Господин-без цилиндра испугался еще больше и замотал головой:
— Если бы я мог надеяться на вашу благосклонность...
— Что вы несете? Вы за мной уже третий месяц ходите. Что вам угодно?
Господин-без цилиндра потел и краснел.
— Говорите, а то здесь кого-то выпорют! — прикрикнул Полковник. — Ну же!
— Относительно вашего... — Он снова скатился в невменяемость.
Полковник тряхнул его за шиворот:
— Говори, простата!
— Вашего... — господин-без цилиндра нашел в себе силы ткнуть пальцем в Иванова.
— Сына? — догадался Иванов.
— Не извольте беспокоиться... проходит по ведомству... без огласки... с позволения сказать...
— Това... господина Дурново?! — догадался Иванов.

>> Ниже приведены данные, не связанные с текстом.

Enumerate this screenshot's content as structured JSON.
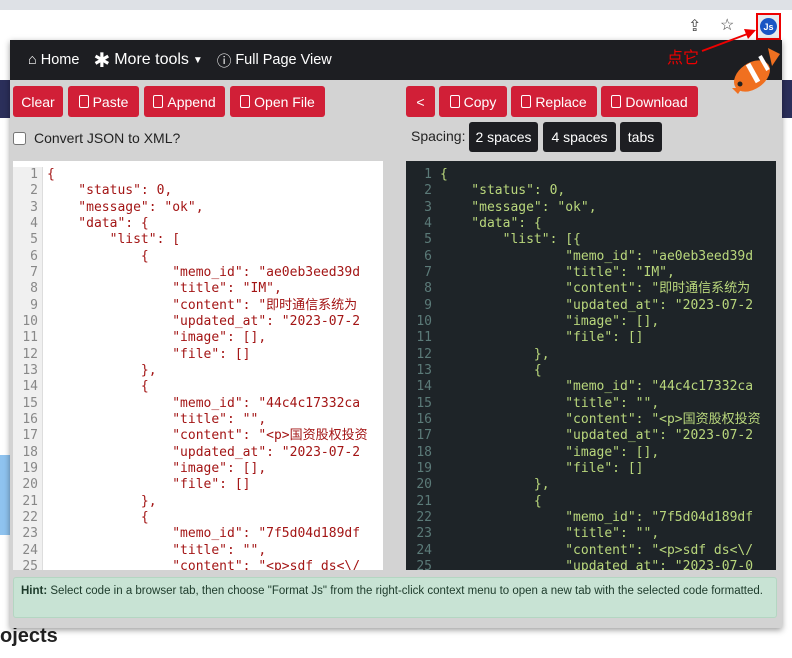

— Как же, как же... — не без гордости прошептал господин-без цилиндра и оцепенел от ужаса.
"Еще помрет", — почему-то решил Иванов.
— И завтра же заберите ваши рукописи. Слышите?
— Премного благодарен. Не извольте беспокоиться. Целую ручки... — И схватил Иванова за пальцы.
— Да вы что! — Иванов выскочил из стекляшки. — Псих!
Молча перешли мостик. Хотелось ополоснуть руки в воде. Львы задумчиво смотрели в светлую воду.
— Я пойду с тобой, — сказал Полковник. — Где этот чертов Дурново?
Люди по-прежнему сновали рядом. Теперь они не казались такими безразличными. В их лицах читалось некоторое подобие сочувствия.
— Так просто его не достать, — сказал Иванов. — Наверное, ему нужен я...
— Может быть, десант организовать? У меня бригада простаивает, скучает, понимаешь ли...
— Спасибо тебе, старик, но это мое дело, — сказал Иванов.
— Да, я понимаю, — сказал Полковник. — Ты теперь другая сторона. Ну, прощай!
Они обнялись.
— Выпить бы еще... — мечтательно высказался Полковник и меланхолично, не обращая внимания на транспорт, как бессмертный, зашагал поперек дороги. Перед колоннадой музея бродили туристы. Он быстро смешался с толпой. Иванов по привычке оглянулся: господин-без цилиндра рыдал на углу, закрыв лицо руками, блестела лишь склоненная лысина.
* * *
С некоторыми женщинами забываешь, каким ты был и каким ты стал, словно они умеют защищать тебя от прошлого. Плохого или хорошего, но от твоего прошлого. Ты просто становишься самим собой, и тебе не надо ничего придумывать, словно кто-то из них дополнил в тебе то, на что ты не обращал внимания, а потом однажды ты обнаруживаешь в себе нечто, что заставляет тебя удивиться, и с того момента приписываешь это свойство ей и начинаешь ее ценить, или думаешь, что ценишь, может быть, даже привыкаешь. Но в одном ты прав, таким образом ты сохраняешь самого себя, и она невольно помогает тебе в этом.
— Сегодня ты со мной не пойдешь... — сказал он.
Она лежала в мятой постели на животе, покачивая ногами, и смотрела на него снизу вверх темно-голубыми лукавыми глазами, и он сделал вид, что занят пуговицей на рубашке. Уж слишком у нее было счастливое лицо, и у него не было желания ее обманывать.